This post comes to us from the amazing appellate and intellectual property attorney at Andrews Kurth LLP, Matthew ftadkzhbay
Dowd, who took on the Meitiv cases(s), pro bono, and won! He says he now gets to sleep in sometimes because his 11-year-old son and 7-old-daughter walk themselves to school.
Building on the Every Student Succeeds Act, by Matthew Dowd
On January 10, 2016, the Every Student Succeeds Act became law of the land. Lenore Skenazy [woo hoo!] has rightfully praised the new law as the “first federal Free-Range Kids legislation.” The Act is an excellent indication that our federal lawmakers recognize the serious problem of local social service agencies and police departments prosecuting parents who allow their children to play outside.
But it’s important to understand what the Act does and does not accomplish.
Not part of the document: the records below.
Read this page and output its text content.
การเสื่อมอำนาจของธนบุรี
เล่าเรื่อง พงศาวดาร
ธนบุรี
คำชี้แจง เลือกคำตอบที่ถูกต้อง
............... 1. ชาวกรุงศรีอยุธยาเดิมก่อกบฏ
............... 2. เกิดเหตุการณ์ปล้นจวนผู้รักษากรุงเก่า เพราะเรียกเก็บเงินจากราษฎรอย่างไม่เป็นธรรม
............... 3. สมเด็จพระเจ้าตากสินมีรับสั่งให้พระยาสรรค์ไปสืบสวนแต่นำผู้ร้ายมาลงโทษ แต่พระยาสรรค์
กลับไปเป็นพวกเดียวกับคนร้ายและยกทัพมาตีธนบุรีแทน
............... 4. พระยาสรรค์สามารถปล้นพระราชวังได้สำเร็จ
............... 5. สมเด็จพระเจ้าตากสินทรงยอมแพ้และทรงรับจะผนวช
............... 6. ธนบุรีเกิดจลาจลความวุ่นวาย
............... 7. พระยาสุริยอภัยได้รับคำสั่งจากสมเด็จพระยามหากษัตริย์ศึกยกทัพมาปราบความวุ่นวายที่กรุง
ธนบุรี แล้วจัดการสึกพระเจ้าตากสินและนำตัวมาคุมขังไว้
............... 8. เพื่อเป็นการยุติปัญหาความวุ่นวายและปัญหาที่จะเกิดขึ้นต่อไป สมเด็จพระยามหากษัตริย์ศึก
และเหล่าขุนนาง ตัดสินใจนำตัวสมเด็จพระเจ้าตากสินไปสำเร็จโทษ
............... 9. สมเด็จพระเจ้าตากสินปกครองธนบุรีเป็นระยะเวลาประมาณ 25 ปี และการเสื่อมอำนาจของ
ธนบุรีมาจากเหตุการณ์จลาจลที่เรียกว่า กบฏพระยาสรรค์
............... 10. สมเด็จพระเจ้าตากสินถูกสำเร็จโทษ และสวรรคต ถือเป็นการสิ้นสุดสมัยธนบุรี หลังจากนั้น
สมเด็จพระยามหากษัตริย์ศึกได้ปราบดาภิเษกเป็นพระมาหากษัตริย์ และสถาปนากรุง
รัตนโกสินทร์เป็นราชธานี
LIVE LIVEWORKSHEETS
On the positive side, it establishes that the U.S. Dept. of Education cannot “prohibit a child from traveling to and from school on foot or by car, bus, or bike when the parents of the child have given permission.” Nor can the Department “expose parents to civil or criminal charges for allowing their child to responsibly and safely travel to and from school by a means the parents believe is age appropriate.” The law effectively minimizes the chances that the Department of Education will come after parents who allow their children to enjoy healthy time by themselves.
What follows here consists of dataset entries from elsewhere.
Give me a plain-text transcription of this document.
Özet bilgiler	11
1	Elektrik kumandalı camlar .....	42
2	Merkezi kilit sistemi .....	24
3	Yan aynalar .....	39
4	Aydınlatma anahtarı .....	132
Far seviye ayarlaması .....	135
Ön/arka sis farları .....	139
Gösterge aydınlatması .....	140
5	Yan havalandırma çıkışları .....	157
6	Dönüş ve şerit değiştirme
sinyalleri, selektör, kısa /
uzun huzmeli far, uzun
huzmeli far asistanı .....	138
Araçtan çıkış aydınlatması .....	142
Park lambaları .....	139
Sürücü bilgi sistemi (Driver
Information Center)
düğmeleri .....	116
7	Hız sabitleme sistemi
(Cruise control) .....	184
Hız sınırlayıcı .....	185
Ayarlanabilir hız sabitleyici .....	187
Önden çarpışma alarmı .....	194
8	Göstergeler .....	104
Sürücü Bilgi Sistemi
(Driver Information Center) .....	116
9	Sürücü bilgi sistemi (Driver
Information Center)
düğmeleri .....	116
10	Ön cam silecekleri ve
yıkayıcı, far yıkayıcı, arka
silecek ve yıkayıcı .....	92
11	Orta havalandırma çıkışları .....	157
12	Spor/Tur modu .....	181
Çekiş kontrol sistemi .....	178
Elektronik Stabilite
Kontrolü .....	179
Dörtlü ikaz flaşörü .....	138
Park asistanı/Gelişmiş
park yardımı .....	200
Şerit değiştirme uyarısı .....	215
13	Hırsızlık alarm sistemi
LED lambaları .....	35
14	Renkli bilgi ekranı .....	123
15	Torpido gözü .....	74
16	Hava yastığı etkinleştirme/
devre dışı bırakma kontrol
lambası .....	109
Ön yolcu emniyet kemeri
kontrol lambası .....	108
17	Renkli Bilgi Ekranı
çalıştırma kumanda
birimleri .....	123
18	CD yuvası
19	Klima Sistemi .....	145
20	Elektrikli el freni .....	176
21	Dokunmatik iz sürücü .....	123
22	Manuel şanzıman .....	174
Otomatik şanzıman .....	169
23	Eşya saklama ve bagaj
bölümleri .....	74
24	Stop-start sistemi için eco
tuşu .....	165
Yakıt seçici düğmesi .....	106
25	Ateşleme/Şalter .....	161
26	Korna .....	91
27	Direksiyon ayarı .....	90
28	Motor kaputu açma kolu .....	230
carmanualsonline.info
That, however, was never the real problem. Almost all child neglect issues are controlled by state and local laws—not federal law. And the law will have absolutely no impact on the many horror stories Lenore highlights here. It cannot prevent state and local authorities from interfering with and harassing parents who are raising their children in a responsible manner, such as the Meitivs, the Hypes, and Natasha Felix.
The question, then, is what to do next? We must continue to educate state and local leaders about the harm caused by misguided child neglect laws and policies. We must continue to educate state and local lawmakers, friends, families—everyone—about the substantial physical, psychological, and developmental advantages of “Free-Range” parenting. (See also here, here, here, . . . the list could go on.) In many instances, state and local laws and guidelines can be be improved.
Beyond legislative changes, consider simple efforts:
– Ask your local officials, such as your mayor, councilperson, and HOA representative, and your PTA: What is being done to encourage children to play outside and experience age-appropriate independent development?
– Better yet, have your children write to them!
– Invite a speaker on Free-Range parenting to a neighborhood or school event. Lenore Skenazy and Danielle Meitiv are both excellent!
– Talk to your friends, and encourage them to let your children play together outside by themselves. Start small and then grow. Consider the Free Range Kid Project.
The key to effecting real change lies in our neighborhoods. The problem of helicopter parenting started locally, and it needs to be solved locally.